WASHINGTON (MEDIA GENERAL) – While doctors can prescribe patients medical marijuana in 23 states, they legally cannot study how it affects their illnesses. But that could soon be changing.
Federal policy classifies marijuana – medical and recreational – as a Schedule I drug. That label means the Drug Enforcement Administration (DEA) treats weed as equal to heroin, ecstasy and LSD.
Paradoxically, drugs like cocaine and meth fall into lower, looser categories which do allow clinical research.
Here’s how the DEA describes marijuana:
“Schedule I drugs, substances, or chemicals are defined as drugs with no currently accepted medical use and a high potential for abuse. Schedule I drugs are the most dangerous drugs of all the drug schedules with potentially severe psychological or physical dependence.“
But the movement to federally reclassify marijuana as a Schedule II drug, like cocaine, is picking up steam.

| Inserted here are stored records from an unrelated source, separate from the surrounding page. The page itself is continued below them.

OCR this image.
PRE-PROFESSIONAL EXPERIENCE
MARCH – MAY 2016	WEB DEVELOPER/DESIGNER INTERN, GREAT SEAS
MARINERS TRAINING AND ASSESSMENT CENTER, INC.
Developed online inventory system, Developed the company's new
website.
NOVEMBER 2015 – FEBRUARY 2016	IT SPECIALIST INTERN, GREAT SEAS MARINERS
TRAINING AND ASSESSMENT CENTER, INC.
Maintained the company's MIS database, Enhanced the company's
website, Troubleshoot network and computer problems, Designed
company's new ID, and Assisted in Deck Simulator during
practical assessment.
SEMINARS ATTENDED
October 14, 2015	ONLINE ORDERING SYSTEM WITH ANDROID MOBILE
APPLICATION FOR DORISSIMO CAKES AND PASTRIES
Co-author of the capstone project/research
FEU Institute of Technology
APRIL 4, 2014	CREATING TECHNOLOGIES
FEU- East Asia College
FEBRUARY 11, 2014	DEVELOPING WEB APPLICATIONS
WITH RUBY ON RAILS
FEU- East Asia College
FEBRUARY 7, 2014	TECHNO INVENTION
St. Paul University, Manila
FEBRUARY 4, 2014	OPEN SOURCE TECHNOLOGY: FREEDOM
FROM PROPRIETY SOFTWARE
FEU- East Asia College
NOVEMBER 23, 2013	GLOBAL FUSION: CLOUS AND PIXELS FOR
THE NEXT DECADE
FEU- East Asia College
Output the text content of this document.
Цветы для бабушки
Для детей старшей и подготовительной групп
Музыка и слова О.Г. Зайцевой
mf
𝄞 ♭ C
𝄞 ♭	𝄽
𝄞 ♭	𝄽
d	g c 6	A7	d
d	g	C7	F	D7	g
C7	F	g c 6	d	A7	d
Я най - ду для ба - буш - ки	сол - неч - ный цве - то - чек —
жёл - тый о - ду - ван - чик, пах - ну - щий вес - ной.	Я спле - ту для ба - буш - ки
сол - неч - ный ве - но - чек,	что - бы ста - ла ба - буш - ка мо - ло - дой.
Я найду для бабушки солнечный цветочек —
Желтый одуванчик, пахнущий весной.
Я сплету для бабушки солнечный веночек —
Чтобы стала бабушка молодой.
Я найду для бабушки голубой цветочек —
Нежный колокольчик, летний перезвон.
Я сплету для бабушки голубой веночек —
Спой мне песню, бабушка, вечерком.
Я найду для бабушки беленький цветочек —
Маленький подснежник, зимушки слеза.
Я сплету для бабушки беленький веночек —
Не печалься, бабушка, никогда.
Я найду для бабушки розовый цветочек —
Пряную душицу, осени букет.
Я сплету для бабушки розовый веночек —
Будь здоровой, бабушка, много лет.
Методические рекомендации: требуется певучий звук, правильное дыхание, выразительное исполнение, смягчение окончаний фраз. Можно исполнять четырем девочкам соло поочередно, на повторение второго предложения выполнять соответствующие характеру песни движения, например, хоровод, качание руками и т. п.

2016 Democratic front-runner Hillary Clinton broke news by publicly backing a federal reclassification, knocking marijuana down from Schedule I to Schedule II. It was the cautious candidate’s first time lending her voice to the cause.
With medical marijuana laws spreading, Clinton says reclassification is now a necessity, explaining, “Researchers at universities, at the National Institutes of Health, could start researching what’s the best way to use it, how much dose does somebody need, how does it interact with other medications.”
Other Democrats in the 2016 race are already comfortable in the marijuana overhaul camp.
Former Maryland Governor Martin O’Malley has stopped short of supporting full pot legalization, but, like Clinton, endorsed a marijuana reclassification. The New York Times reports that O’Malley told pro-pot advocates in September he would like to see more research, but said, “I’m not there yet,” when asked about wholly legalizing recreational marijuana.
The field’s far-left candidate is there on pot decriminalization.
Sen. Bernie Sanders (I-Vermont), who is running for the Democratic nomination for president, introduced the Ending Federal Marijuana Prohibition Act of 2015, which would abolish the DEA’s blanket marijuana ban and allow “states to decide whether they want to legalize pot for recreational or medical use without federal intervention.”
The real regulatory problem is a chicken-and-egg issue according to Fernanda Alonso, a lawyer with Georgetown Law’s O’Neill Institute. Before green-lighting reclassification, Alonso explains, federal regulators want to see scientific evidence that marijuana is safe to study, but the wholesale Schedule I ban on marijuana prevents any body of research from being developed. The end result: no reliable research, no reclassification.
Here’s the cycle:
CDC requests review → FDA finds limited research → No reclassification
“We need scientific evidence to know whether actual benefits to medical marijuana, whether there are harms of using recreational marijuana,” explains Alonso. She continued, “In order to have this information, we need to reclassify it so we can have scientific and medical research.”
A handful of regulating entities overlap when it comes to drug classification jurisdiction, including: President, U.S. Senate, House of Representatives, Centers for Disease Control, Federal Drug Administration and Department of Justice.
In response to Clinton’s recent shift on reclassification, White House Press Secretary Josh Earnest tempered public expectations for imminent change, telling media, “Our policy when it comes to marijuana hasn’t changed and I’m not aware of any policy process that’s underway to change it right now.”
Senate Judiciary Committee Chairman Chuck Grassley (R-Iowa) argues that the current marijuana classification system works well, saying, “You don’t have to reschedule it to get research done.” Grassley cited limited marijuana research underway at the University of Iowa as an example of progress under the Justice Department’s existing guidelines.
Furthermore, Grassley places trust in the FDA’s current review of marijuana literature, despite previous inquiries yielding no classification adjustments in the past.
Grassley fears what will happen if the issue is knocked down to the state level, as proposed in previous legislation, saying, “You end up with 50 different policies on marijuana, and we thought that was a bad thing to do.”
Other conservative Judiciary Committee members disagree, preferring a state-based approach to medicinal — not recreational — marijuana.
Republican Sen. David Perdue of Georgia advocates for the elimination of broad federal regulations in favor of leaving medical marijuana laws to individual states, citing the Peach State’s medical marijuana program.
“I believe this is a states issue, and one that we need to stay away from on the federal level,” explains Perdue.
Until the FDA issues a new ruling on marijuana, Sen. Grassley says not to expect a bill to pass through his committee.
If a Democrat is elected president in 2016, a nationwide shift could quickly follow. But for the time being, patients in 23 states and the District of Columbia will continue to have access to state-authorized medical marijuana, while four states and D.C. allow recreational weed.